En ambas evaluaciones, la del Cambio de Impresión Global Clínica (CGIC, por sus siglas en inglés) y del Paciente (PGIC, por sus siglas en inglés), se reportó que la mayoría de los pacientes en ambos grupos de tratamiento con lacosamida tuvieron una mejoría clínica (CGIC: 75.4% y 72.7% de los sujetos en los grupos con 400 mg/día y 300 mg/día, respectivamente).
Terapia de adición
La eficacia de lacosamida como tratamiento de adición a las dosis recomendadas (200 mg/día, 400 mg/día) se estableció en tres estudios clínicos multicéntricos, aleatorizados, placebo controlados con un periodo de mantenimiento de 12 semanas. Lacosamida dosis de 600 mg/día también demostró ser efectiva en estudios clínicos controlados de tratamiento de adicción, aunque la eficacia fue similar a 400 mg/día y los pacientes toleraron menos esa dosis por las reacciones adversas relacionadas al SNC y al tracto gastrointestinal. Por lo tanto, la dosis de 600 mg/día no se recomienda. La dosis máxima recomendada es de 400 mg/día. Estos estudios clínicos involucraron a 1308 pacientes con un historial promedio de 23 años de crisis de inicio parcial, los cuales fueron diseñados para evaluar la eficacia y seguridad de lacosamida al ser administrada en forma concomitante con 1 – 3 medicamentos antiepilépticos en pacientes con crisis de inicio parcial con o sin generalización secundaria no controladas. En general, la proporción de sujetos con una reducción del 50% en la frecuencia de convulsiones fue de 23%, 34% y 40% para placebo, lacosamida 200 mg/día y lacosamida 400 mg /día respectivamente.

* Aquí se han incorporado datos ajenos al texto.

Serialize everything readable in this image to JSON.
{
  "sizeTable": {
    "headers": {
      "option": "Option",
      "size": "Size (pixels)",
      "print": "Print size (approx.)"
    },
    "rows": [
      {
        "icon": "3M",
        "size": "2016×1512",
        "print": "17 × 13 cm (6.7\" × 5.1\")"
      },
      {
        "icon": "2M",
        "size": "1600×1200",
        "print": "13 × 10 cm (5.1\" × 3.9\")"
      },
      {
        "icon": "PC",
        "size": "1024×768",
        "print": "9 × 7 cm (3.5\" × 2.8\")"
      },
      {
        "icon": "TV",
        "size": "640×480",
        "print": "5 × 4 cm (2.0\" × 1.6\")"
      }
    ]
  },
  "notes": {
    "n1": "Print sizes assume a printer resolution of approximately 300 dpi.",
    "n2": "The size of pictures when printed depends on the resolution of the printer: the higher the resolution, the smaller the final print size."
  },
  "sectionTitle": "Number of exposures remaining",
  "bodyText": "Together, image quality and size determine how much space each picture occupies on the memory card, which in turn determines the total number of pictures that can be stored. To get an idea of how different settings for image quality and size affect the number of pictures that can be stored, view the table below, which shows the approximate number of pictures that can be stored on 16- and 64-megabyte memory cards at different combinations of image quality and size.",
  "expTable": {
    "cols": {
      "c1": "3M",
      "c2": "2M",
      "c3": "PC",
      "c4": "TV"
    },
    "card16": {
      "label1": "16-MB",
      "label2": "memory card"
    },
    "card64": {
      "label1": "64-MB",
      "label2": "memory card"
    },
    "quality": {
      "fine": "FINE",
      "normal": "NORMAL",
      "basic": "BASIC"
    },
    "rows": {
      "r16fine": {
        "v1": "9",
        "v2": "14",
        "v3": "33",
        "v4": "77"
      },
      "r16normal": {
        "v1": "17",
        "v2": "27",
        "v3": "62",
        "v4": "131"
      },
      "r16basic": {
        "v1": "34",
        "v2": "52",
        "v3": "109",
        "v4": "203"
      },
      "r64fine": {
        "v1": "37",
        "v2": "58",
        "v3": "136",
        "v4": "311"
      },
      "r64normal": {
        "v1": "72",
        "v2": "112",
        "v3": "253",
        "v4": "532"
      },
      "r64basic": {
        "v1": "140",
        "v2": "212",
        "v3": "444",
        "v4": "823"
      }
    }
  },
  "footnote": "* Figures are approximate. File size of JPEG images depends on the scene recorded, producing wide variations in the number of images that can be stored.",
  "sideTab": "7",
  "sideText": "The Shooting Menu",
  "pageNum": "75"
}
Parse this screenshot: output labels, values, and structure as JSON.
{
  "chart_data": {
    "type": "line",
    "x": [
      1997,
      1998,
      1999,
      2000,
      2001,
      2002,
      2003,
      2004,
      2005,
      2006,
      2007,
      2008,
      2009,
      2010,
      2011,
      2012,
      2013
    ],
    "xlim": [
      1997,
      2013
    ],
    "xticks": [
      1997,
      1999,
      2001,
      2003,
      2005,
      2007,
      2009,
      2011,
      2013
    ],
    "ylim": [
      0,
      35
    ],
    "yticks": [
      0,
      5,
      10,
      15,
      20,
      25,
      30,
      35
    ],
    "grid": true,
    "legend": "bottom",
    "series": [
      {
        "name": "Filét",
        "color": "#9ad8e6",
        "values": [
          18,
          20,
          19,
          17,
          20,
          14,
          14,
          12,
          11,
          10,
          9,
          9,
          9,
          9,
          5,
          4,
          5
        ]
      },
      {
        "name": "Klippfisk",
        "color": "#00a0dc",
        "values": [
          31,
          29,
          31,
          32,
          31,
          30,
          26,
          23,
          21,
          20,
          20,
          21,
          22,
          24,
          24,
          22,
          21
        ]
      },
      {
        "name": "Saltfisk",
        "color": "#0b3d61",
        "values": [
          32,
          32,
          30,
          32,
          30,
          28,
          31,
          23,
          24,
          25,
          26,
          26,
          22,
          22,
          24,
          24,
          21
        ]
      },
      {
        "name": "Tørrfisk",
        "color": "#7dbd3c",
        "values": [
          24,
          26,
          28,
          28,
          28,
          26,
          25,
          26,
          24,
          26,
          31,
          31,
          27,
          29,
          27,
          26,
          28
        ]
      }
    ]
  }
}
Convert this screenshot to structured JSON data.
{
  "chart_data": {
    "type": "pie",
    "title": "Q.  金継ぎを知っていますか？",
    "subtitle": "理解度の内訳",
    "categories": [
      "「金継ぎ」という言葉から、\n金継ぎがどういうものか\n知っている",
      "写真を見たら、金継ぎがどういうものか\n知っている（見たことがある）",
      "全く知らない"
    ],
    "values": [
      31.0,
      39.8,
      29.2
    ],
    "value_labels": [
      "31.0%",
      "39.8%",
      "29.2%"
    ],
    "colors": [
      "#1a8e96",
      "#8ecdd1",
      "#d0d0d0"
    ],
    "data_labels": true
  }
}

La farmacocinética y la seguridad de una dosis de carga única de lacosamida IV se determinó en un estudio multicéntrico de etiqueta abierta, diseñado para evaluar la seguridad y tolerabilidad del inicio rápido con lacosamida, utilizando una dosis de carga única de IV (incluyendo 200 mg), seguida de la dosis oral dos veces al día (equivalente a la dosis IV) como terapia de adicción entre sujetos adultos de 16 a 60 años de edad con ataques de inicio parcial.